Seit mehr als einem Jahr dürfen Ärzte auch über das Internet ihre Patienten behandeln (Sprechstunde per Video). Der Deutsche Ärztetag hat das Fernhandelsverbot gelockert, nach dem Ärzte nur persönlich beraten durften. Private Krankenhausbetreiber arbeiten darüber hinaus an neuen Lösungen für Plattformen, die den digitalen Arztbesuch möglich machen. Ziel ist, Telemedizin als Maßnahme gegen den Ärztemangel auf dem Land zu nutzen und sich zudem neue Umsatzquellen zu erschließen. Vertreter von Krankenkassen glauben ebenfalls an eine effizientere und effektivere Gesundheitsversorgung durch Fernkonsultation.

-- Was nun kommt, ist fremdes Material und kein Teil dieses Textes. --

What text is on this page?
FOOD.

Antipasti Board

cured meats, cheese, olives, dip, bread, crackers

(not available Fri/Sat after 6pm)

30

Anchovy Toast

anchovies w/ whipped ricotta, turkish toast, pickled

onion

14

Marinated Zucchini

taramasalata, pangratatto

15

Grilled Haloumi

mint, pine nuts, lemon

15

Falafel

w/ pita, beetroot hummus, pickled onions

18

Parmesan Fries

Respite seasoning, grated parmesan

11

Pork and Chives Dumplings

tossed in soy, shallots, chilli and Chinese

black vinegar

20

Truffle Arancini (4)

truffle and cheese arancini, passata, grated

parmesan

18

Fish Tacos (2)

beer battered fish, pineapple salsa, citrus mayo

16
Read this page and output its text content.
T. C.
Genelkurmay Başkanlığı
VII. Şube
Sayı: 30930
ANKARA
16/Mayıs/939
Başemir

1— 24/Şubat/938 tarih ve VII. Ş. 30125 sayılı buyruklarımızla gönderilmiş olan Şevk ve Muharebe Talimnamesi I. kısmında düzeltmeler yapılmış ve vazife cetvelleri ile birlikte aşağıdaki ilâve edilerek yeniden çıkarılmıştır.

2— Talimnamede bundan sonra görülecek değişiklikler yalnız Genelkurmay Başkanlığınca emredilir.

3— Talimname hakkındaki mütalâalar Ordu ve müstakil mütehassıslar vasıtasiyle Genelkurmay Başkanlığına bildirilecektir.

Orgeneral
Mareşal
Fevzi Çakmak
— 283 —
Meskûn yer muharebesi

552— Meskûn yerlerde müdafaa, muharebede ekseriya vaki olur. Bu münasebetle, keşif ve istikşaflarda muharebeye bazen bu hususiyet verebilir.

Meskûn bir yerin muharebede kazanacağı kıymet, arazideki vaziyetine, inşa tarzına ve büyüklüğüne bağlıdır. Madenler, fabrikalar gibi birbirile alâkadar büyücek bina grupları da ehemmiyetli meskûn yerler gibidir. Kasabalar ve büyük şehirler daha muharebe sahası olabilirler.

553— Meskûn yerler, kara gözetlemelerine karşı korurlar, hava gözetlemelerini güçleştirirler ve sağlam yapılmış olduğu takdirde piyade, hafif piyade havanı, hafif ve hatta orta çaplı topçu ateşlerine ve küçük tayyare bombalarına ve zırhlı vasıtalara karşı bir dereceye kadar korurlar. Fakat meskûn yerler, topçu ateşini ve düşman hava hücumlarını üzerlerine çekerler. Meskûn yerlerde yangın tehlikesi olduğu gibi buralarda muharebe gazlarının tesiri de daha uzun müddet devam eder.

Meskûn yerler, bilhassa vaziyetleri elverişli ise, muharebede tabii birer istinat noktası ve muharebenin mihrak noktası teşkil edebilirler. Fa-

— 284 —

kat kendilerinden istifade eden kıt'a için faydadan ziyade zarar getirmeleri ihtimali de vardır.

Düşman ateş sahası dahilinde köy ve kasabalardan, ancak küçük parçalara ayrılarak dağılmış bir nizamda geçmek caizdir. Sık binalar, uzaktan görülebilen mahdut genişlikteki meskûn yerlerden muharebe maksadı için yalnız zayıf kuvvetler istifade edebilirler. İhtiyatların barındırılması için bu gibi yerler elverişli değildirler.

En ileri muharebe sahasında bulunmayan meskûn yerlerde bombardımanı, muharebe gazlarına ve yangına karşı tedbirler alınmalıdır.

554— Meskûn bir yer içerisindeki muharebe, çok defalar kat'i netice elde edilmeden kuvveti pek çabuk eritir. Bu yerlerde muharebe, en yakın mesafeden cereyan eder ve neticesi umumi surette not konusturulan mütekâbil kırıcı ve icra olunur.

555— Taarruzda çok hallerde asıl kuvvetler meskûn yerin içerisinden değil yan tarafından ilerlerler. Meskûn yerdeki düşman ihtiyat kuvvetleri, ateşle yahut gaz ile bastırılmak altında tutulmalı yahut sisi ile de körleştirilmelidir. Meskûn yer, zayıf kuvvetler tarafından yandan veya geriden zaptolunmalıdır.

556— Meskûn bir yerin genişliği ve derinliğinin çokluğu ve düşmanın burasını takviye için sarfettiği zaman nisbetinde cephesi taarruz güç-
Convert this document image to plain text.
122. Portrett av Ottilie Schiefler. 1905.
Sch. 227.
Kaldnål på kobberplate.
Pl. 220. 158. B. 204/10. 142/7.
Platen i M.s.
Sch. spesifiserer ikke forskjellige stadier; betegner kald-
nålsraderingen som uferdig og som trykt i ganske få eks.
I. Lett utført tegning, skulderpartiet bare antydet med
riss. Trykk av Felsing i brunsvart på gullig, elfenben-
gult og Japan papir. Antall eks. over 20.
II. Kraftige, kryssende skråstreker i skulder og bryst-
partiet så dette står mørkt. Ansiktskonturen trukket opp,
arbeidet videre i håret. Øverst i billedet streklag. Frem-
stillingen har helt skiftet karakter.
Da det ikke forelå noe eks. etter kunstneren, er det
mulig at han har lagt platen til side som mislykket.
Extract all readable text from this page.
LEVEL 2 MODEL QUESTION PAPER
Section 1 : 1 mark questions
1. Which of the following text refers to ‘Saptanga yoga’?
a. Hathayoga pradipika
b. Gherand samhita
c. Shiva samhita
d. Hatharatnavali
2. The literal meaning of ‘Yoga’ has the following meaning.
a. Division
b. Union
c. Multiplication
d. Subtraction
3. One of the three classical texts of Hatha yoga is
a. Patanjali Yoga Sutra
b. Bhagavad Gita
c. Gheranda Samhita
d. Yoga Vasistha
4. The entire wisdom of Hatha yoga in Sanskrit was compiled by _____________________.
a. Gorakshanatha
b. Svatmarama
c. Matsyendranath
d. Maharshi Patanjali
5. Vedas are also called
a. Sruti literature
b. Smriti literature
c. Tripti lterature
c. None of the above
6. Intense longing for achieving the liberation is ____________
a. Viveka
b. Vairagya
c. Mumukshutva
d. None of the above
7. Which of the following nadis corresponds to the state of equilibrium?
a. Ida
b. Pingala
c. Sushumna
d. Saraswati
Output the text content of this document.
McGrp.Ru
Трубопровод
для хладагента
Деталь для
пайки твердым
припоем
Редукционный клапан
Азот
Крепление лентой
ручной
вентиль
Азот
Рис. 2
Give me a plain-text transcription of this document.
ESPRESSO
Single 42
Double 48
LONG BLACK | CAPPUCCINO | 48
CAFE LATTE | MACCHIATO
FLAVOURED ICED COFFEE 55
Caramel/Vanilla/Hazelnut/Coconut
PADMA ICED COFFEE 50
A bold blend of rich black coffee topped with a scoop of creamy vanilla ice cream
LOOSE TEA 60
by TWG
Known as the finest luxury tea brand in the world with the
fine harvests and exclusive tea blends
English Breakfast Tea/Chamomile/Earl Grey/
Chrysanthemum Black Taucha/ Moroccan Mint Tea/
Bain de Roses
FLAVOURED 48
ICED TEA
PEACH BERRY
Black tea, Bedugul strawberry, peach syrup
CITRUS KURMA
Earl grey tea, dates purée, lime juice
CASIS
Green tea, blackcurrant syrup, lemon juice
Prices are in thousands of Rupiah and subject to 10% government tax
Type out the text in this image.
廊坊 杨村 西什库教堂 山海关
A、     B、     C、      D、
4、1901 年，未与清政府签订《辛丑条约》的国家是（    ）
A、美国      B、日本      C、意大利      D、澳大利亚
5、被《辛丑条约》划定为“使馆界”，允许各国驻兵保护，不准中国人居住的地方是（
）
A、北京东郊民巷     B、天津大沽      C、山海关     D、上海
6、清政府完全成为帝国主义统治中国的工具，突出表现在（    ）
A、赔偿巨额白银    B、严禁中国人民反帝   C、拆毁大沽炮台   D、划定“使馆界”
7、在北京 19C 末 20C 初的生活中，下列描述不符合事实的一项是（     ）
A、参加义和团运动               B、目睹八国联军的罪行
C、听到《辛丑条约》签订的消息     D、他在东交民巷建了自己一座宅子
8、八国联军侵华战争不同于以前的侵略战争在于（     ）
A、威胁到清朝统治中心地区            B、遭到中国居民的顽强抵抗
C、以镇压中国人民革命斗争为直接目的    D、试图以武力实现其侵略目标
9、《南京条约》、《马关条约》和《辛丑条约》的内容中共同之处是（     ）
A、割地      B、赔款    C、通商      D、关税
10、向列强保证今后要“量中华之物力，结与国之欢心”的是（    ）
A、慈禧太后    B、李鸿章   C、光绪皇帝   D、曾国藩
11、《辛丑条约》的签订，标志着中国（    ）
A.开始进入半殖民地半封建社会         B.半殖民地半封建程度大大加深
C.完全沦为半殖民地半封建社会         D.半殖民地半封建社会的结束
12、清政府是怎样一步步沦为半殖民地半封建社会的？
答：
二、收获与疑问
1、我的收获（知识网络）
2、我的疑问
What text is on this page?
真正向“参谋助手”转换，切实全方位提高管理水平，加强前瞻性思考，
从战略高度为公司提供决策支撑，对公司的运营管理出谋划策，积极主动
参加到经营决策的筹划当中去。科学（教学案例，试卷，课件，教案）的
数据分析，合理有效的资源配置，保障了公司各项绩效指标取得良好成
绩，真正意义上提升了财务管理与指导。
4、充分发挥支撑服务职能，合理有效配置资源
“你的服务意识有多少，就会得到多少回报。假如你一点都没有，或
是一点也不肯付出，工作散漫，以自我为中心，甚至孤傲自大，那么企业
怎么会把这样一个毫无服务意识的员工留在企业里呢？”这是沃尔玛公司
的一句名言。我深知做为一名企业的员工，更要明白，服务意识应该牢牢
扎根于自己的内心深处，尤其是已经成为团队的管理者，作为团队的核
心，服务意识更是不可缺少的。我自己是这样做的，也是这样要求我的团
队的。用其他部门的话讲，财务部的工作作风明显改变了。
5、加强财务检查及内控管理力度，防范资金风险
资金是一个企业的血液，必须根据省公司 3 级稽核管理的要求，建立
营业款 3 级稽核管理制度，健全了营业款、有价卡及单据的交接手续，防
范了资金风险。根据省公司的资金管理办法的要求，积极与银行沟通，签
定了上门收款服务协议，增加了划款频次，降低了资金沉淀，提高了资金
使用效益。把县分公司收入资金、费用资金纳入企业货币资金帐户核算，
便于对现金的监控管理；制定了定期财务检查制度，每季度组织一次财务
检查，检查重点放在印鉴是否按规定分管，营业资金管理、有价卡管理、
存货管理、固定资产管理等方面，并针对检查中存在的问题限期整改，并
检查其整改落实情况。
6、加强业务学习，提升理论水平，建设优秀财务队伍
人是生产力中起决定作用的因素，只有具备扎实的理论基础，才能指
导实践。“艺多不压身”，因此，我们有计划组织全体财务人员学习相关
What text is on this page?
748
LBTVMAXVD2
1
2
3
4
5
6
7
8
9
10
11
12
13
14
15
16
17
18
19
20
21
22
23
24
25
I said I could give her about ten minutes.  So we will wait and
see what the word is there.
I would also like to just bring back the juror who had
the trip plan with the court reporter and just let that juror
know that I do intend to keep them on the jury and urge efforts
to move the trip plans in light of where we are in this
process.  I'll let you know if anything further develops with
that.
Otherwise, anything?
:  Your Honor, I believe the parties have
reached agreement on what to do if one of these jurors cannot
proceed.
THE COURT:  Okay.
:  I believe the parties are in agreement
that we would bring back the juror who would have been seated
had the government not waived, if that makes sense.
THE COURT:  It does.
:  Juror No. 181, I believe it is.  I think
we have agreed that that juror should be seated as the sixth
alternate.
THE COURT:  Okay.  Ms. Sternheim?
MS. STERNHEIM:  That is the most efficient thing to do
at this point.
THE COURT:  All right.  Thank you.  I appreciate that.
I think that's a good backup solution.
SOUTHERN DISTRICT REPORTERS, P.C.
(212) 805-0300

Eine weitere Hürde für die Telemedizin in Deutschland ist die digitale Infrastruktur. Die befragten Gesundheitsexperten warnen in der Studie vor einer „doppelten Versorgungslücke“. Telemedizin könnte die medizinische Versorgungslücke in ländlichen Regionen füllen. Weil Menschen dort lange Wege zu Krankenhäusern und Fachärzten zu überbrücken haben oder gar Angebote nicht zur Verfügung stehen, kann ihnen eine Sprechstunde über Computer oder Smartphone viel Aufwand ersparen. Doch gerade in abgelegenen Gebieten gibt es häufig kein schnelles Internet. Durch schlechte Bildübertagung droht hier die Qualität der Telesprechstunde zu leiden. Ärzte könnten unter anderem durch schlechte Bildübertragungen Schwierigkeiten haben, Symptome richtig zu erkennen und zu deuten.

Barrierefreie Lösungen für Menschen mit Handicap

Gleiches gilt für ältere Bürger, Behinderte und andere Personengruppen, die Schwierigkeiten haben, die Strecke zum Arzt zu bewältigen, und deshalb von der Telemedizin profitieren würden. "Für die Akteure im Gesundheitssystem kommt es somit darauf an, gerade für diese Zielgruppen barrierefreie Lösungen zu entwickeln", so die Studienmacher. Sie fordern einen flächendeckenden Mindeststandard für den Breitbandausbau, damit Telemedizin überall verfügbar sein kann. Dies ermögliche deutlich mehr ambulante Versorgung.

Die Studie

Für die Studie "European Study on the Digitalisation of the Healthcare Pathways" wurden im Auftrag von Sopra Steria Consulting 1.200 Bürger aus Belgien, Deutschland, Frankreich, Großbritannien, Norwegen und Spanien sowie 35 Gesundheitsexperten befragt. In Deutschland wurden  200 Bürger online und fünf Experten per Telefon interviewt. Die Studie wurde vom Marktforschungsinstitut Ipsos im Zeitraum Juli 2018 bis März 2019 erstellt.